Without further ado he packed his things and went.
II
There was no brass band to meet him. At the hotel the clerk read his
name without emotion. When he required the best two rooms in the hotel,
and a bath at that, the clerk looked suspicious:
"Any baggage?"
"Three trunks and a grip."
"What line do you carry? Will you use the sample-room?"
"Don't carry any line. Don't want any sample-room."
He walked out to see the town. It had so much the same look that it
seemed to have been embalmed. Here were the old stores, the old signs,
apparently the same fly-specked wares in the windows.
He read Doctor Barnby's rusty shingle. Wasn't that the same swaybacked
horse dozing at the hitching-post?
Here was the rough hill road where he used to coast as a child. There
stood Mrs. Hooker on the lawn with a hose, sprinkling the street, the
trees, the grass, the oleander in its tub and the moon-flower on the
porch. He seemed to have left her twenty years ago in that attitude with
the same arch of water springing from the nozzle.

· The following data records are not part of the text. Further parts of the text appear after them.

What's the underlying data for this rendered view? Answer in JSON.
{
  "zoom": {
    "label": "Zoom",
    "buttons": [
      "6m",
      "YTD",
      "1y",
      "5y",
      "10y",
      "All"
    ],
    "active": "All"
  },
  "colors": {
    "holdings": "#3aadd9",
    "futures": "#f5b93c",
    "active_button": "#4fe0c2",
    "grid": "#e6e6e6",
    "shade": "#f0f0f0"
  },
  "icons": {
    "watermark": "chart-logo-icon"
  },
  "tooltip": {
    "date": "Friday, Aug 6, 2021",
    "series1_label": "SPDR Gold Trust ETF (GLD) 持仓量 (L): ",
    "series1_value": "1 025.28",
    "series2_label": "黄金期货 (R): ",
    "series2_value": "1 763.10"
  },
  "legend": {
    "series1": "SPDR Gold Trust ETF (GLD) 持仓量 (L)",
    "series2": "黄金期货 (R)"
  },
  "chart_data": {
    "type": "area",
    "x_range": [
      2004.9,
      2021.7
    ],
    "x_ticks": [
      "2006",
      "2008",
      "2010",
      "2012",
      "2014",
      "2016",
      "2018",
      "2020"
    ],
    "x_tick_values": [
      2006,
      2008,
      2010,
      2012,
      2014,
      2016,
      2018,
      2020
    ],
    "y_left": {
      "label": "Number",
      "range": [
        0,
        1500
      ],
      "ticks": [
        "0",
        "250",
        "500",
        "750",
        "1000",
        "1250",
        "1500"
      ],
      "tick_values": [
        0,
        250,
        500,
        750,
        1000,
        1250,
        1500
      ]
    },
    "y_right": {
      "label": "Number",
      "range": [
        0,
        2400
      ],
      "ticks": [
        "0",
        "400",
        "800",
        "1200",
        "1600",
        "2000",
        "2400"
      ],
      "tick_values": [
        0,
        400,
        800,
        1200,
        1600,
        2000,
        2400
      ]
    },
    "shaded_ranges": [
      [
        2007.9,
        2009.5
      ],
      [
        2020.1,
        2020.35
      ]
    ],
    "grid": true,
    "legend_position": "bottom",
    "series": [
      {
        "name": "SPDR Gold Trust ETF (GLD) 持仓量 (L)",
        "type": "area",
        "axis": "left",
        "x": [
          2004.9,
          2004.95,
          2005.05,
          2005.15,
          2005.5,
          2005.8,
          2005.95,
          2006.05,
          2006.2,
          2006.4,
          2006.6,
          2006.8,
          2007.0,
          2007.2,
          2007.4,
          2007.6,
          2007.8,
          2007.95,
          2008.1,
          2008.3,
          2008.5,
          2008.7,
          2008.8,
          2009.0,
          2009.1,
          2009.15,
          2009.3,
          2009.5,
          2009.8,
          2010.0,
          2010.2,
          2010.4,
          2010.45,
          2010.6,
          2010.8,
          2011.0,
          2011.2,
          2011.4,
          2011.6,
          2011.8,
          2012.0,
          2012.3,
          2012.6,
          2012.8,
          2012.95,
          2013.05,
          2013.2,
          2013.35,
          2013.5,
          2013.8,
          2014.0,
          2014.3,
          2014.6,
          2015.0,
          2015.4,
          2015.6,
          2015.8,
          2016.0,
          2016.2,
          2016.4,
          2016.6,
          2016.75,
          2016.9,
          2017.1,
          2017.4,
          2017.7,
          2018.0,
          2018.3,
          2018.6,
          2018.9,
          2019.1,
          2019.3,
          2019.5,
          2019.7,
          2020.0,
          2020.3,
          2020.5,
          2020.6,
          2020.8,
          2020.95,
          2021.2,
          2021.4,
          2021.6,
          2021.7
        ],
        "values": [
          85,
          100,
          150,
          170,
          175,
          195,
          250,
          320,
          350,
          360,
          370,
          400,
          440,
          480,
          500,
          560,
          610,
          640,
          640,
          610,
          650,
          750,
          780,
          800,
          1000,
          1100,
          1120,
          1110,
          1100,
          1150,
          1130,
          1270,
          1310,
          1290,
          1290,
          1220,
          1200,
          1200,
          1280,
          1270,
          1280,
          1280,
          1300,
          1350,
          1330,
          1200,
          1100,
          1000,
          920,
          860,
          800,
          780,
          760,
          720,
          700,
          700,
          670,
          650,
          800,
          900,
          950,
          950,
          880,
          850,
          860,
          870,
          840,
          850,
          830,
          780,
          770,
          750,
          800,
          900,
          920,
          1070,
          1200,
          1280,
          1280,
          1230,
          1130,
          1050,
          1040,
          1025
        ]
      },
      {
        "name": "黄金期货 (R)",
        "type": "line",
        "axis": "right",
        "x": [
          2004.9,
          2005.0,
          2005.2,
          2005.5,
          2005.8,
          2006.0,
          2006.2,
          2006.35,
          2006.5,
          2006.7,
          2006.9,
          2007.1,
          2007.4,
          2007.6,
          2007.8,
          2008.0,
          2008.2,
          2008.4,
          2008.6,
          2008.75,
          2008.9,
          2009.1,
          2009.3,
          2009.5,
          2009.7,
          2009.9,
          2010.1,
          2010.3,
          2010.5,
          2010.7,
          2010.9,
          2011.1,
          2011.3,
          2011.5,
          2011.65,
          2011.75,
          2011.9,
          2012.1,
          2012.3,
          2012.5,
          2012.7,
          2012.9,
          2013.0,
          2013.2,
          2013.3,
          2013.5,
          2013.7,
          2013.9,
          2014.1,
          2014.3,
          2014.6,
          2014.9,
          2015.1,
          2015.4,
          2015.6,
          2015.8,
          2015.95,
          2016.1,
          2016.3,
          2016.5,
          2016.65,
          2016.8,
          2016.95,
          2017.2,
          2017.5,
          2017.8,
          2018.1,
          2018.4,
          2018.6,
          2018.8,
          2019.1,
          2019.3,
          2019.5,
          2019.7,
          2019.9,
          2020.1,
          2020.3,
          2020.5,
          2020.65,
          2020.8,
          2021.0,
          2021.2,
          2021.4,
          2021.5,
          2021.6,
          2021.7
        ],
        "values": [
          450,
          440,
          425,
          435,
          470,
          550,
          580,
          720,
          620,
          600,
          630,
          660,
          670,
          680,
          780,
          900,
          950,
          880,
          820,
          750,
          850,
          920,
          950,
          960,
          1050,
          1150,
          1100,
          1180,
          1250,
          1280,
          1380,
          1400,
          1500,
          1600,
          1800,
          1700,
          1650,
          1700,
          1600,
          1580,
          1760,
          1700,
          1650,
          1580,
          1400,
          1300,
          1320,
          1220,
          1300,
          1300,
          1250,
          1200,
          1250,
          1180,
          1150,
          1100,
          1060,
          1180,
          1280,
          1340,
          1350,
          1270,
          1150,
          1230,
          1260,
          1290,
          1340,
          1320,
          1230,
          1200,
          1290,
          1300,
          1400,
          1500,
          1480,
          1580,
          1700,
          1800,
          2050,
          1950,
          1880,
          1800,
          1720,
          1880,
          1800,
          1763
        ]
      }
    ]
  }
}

He paused before the same gap-toothed street-crossing of yore, and he
started across it as across the stepping-stones of a dry stream. A
raw-boned horse whirled around the corner, just avoiding his toes. It
was followed by a bouncing grocery-wagon on the side of whose seat
dangled a shirt-sleeved youth who might have been Shelby himself a score
of years ago.
Shelby paused to watch. The horse drew up at the home of Doctor
Stillwell, the dentist. Before the wagon was at rest the delivery-boy
was off and half-way around the side of the house. Mrs. Stillwell opened
the screen door to take in the carrots and soap and washing-powder
Shelby used to bring her. Shelby remembered that she used washing-powder
then. He wondered if she had heard of the "Paradise."
As he hung poised on a brink of memory the screen door flapped shut, the
grocery-boy was hurrying back, the horse was moving away, and the boy
leaped to his side-saddle seat on the wagon while it was in motion. The
delivery-wagons and their Jehus were the only things that moved fast in
Wakefield, now as then.
Shelby drifted back to the main street and found the Bon-Ton Grocery
where it had been when he deserted the wagon. The same old vegetables
seemed to be sprawling outside. The same flies were avid at the
strawberry-boxes, which, he felt sure, the grocer's wife had arranged as
always, with the biggest on top. He knew that some Mrs.